🤖 AI Summary
Existing few-step video restoration diffusion models struggle to reconstruct fine textures when optimizing for efficiency and suffer from a mismatch between training and inference. To address these issues, this work proposes an efficient few-step video restoration method that employs an auxiliary predictor to skip initial denoising steps with low signal-to-noise ratio (SNR) and introduces an SNR-aware trajectory fusion strategy to harmonize the joint training of the predictor and the denoiser. Additionally, a denoiser-driven consistency loss is incorporated to dynamically enhance the predictor’s accuracy. The proposed approach consistently outperforms state-of-the-art methods across synthetic, real-world, and AIGC-generated video datasets under inference budgets of five steps or fewer.
📝 Abstract
While diffusion models excel in video restoration, their reliance on extensive iterative steps limits efficiency.

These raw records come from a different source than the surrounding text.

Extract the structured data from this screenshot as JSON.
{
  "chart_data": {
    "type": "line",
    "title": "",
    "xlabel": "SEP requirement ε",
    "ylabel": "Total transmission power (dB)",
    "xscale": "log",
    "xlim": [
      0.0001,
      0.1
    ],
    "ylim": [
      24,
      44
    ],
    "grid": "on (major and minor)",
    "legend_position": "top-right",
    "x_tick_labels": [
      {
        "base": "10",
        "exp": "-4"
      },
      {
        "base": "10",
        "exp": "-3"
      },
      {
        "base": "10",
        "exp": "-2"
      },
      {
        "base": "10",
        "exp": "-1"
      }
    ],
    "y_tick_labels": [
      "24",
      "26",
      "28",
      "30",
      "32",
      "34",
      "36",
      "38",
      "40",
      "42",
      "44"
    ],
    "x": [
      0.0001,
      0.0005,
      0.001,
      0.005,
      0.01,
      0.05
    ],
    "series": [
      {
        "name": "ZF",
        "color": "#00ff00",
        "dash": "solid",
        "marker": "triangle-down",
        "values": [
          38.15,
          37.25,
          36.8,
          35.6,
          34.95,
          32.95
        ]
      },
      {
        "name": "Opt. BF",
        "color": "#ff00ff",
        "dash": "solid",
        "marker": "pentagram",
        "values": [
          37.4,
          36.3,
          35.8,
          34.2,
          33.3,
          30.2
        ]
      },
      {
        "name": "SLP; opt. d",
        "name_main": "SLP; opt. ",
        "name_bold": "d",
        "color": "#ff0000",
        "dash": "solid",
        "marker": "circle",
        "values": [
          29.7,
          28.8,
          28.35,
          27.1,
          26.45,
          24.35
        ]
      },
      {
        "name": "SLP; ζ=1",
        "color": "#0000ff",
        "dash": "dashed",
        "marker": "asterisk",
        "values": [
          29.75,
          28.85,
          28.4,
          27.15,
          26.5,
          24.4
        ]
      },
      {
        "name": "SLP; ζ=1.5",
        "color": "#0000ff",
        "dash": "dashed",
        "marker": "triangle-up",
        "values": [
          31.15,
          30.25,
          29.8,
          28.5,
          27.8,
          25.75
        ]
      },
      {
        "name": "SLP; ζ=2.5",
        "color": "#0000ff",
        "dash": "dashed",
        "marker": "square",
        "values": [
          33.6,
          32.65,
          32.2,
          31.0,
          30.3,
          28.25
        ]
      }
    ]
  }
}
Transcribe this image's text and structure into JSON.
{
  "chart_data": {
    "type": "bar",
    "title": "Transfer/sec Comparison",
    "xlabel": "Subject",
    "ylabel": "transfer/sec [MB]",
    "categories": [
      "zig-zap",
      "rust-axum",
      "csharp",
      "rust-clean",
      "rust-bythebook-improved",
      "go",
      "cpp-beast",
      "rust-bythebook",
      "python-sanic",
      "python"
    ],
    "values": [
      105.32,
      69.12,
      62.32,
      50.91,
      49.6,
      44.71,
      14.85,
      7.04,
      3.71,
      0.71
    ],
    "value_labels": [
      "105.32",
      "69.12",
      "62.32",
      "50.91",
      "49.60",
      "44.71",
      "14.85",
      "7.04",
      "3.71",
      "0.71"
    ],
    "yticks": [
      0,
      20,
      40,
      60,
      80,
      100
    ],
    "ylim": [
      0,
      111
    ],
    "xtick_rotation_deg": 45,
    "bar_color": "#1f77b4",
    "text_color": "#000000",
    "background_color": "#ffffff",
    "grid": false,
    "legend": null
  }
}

Conversely, aggressive single-step distillation often compromises fine texture recovery. To achieve an optimal balance, we present SATB-VR, a few-step paradigm that jump-starts the denoising process via an auxiliary predictor, explicitly bypassing early low signal-to-noise ratio (SNR) steps. However, naive joint training of the predictor and the denoiser inherently introduces a severe train-inference discrepancy. To resolve this, we propose the SNR-Aware Trajectory Blending (SATB) strategy. During the forward process, SATB constructs the noisy input by dynamically blending the predictor's output with the ground-truth trajectory based on the SNRs. This forces the denoiser to robustly compensate for initial prediction errors while smoothly converging to the clean data manifold. Furthermore, we introduce a Denoiser-Driven Consistency (DDC) loss, leveraging the concurrently updated denoiser as a dynamic evaluator to explicitly align internal features and boost predictor accuracy. Extensive experiments demonstrate that, under flexible few-step inference regimes (\eg, $\le 5$ steps), SATB-VR performs favorably against existing approaches on synthetic, real-world, and AIGC benchmarks.